A linear symplectic form $ \omega$ on a vector space $V$ induces a symplectic structure (also denoted $ \omega$) on $V$ via the canonical identification of $TV$ with $V \times V$. The symplectic group $Sp(V )$ then embeds naturally in $Aut(V,\omega)$ (symplectromorphism), and the Lie algebra $sp(V)$ identifies with the subalgebra of $\chi(V, \omega)$ (Locally Hamiltonian Vector Field) consisting of vector fields of the form $$X(v) = Av$$ for some $A \in sp(V)$.
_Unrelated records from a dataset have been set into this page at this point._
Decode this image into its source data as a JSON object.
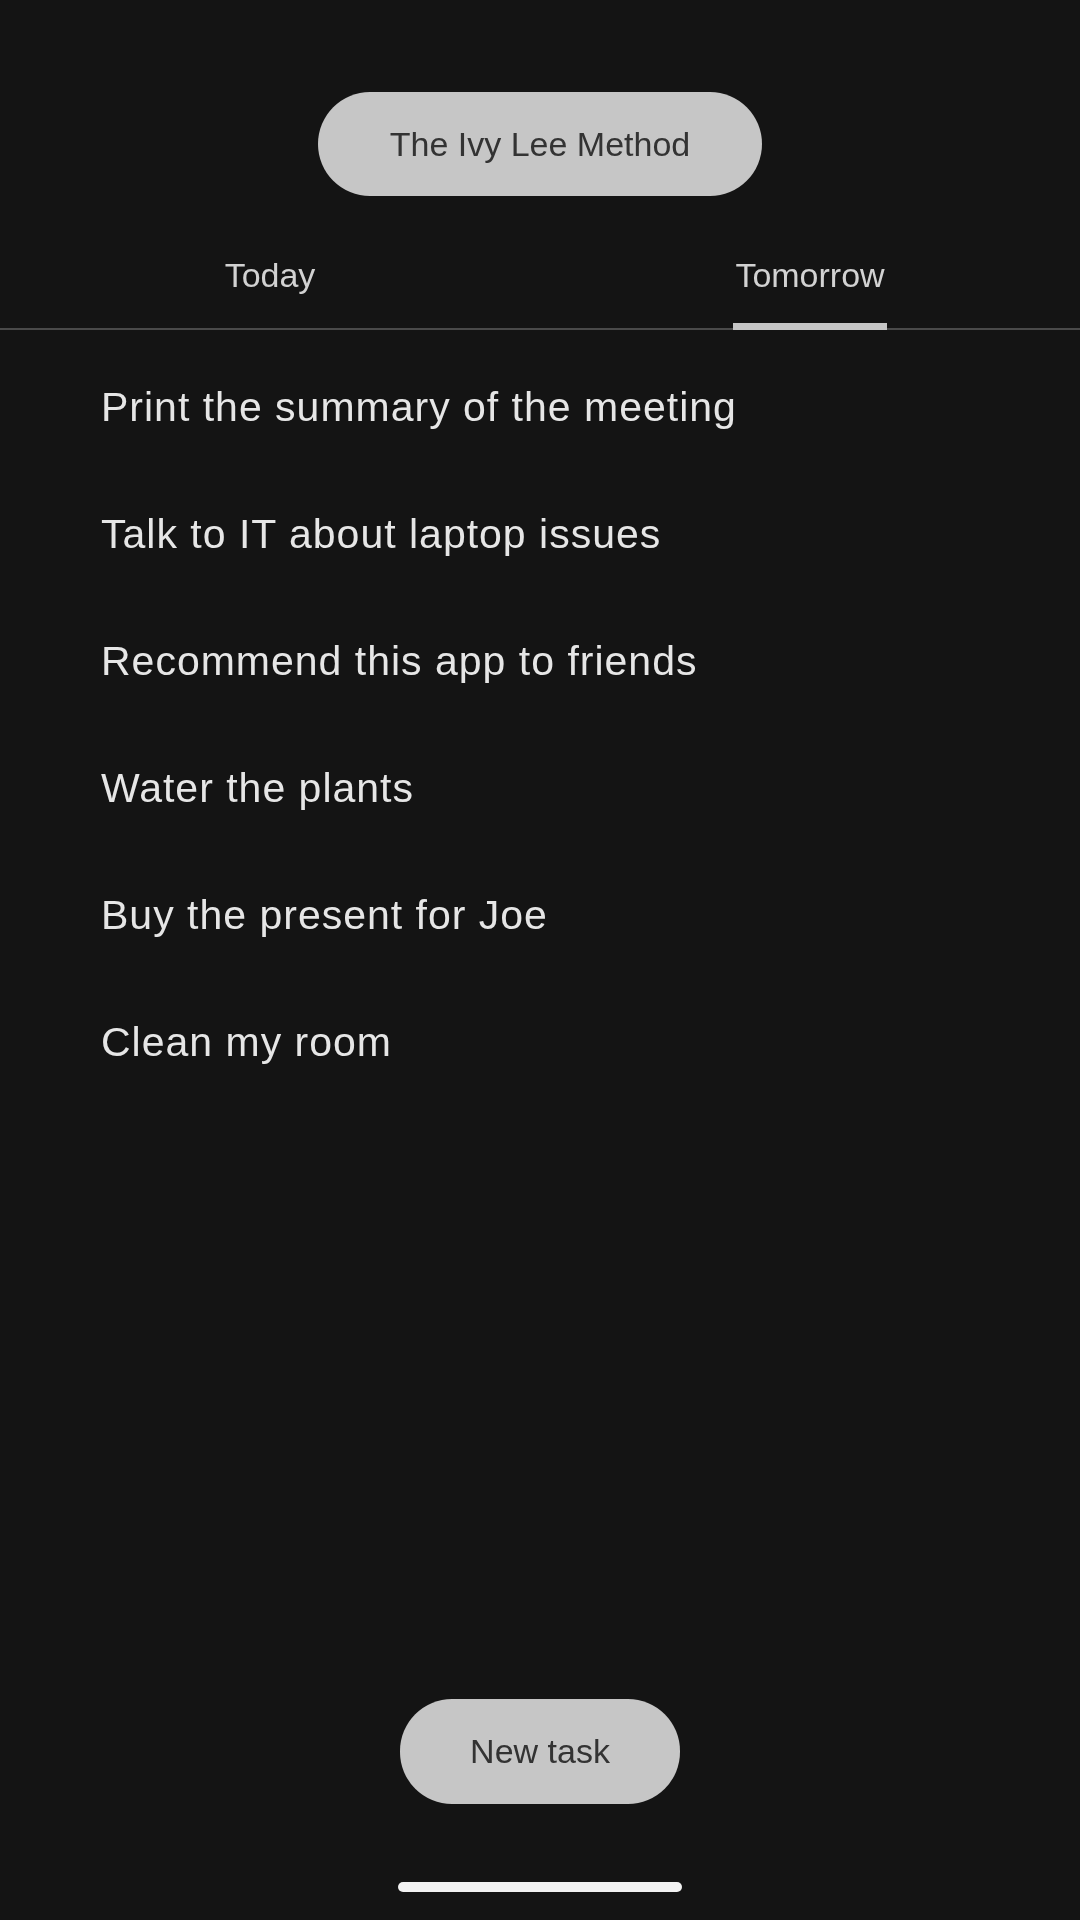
{
  "title_button": "The Ivy Lee Method",
  "tabs": [
    {
      "label": "Today",
      "selected": false
    },
    {
      "label": "Tomorrow",
      "selected": true
    }
  ],
  "tasks": [
    "Print the summary of the meeting",
    "Talk to IT about laptop issues",
    "Recommend this app to friends",
    "Water the plants",
    "Buy the present for Joe",
    "Clean my room"
  ],
  "new_task_button": "New task"
}
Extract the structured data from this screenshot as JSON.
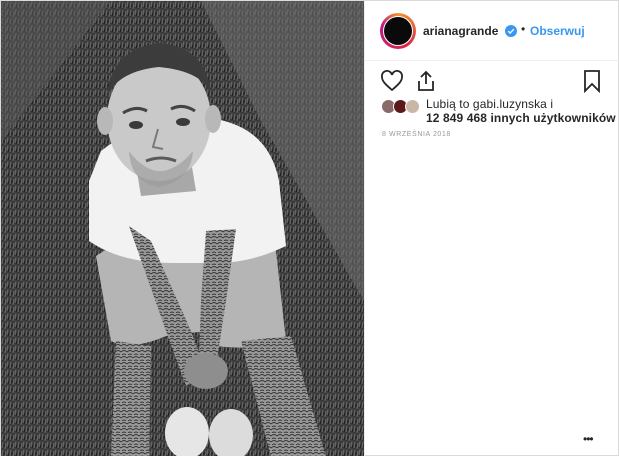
{
  "post": {
    "image_alt": "black and white photo of a man sitting on grass",
    "username": "arianagrande",
    "verified_icon": "verified-badge-icon",
    "separator": "•",
    "follow_label": "Obserwuj",
    "likes_line1": "Lubią to gabi.luzynska i",
    "likes_line2": "12 849 468 innych użytkowników",
    "date": "8 WRZEŚNIA 2018",
    "more_label": "•••"
  },
  "actions": {
    "like_icon": "heart-icon",
    "share_icon": "share-icon",
    "save_icon": "bookmark-icon"
  },
  "colors": {
    "accent": "#3897f0",
    "text": "#262626",
    "muted": "#999999",
    "border": "#efefef"
  }
}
I think $Aut(V,\omega)$ has elements other than $Sp(V)$. For an operator in $Sp(V)$, it acts on the manifold $V$ in a homogeneous way. But I don't know how to find such an example, perphas in 2-dimensional case.
Another question is about the vector field $X(v)$, which is claimed to be the Hamiltonian vector field corresponding to $$Q_A(v) = \frac{1}{2} \omega(Av, v) $$ I try to show that for vector field $Y(v)$ $$ \omega(X,Y(v))=dQ_A(Y(v)) $$ The RHS equals to $$ dQ_A(Y(v))=\frac{1}{2}\omega(AY(v), v)+\frac{1}{2}\omega(Av, Y(v)). $$ But for $A\in sp(V)$, I don't know how to characterize this property. Thus, I am stuck. Any advice on this problem will be greatly appreciated. Thanks in advance.
Take any function $f$ with compact support and the Hamiltonian vector field defined by $\omega(X_f,.)=df$. The flow $\phi_t$ of $X_f$ is a flow of symplectomorphisms. If $f$ is not constant, then there exists $R$ such that for $\|x\|\geq R$, $\phi_t(x)=x$, but there exists $r>0$ such that the restriction of $\phi_t$ to the ball $B(0,r)$ is not the identity.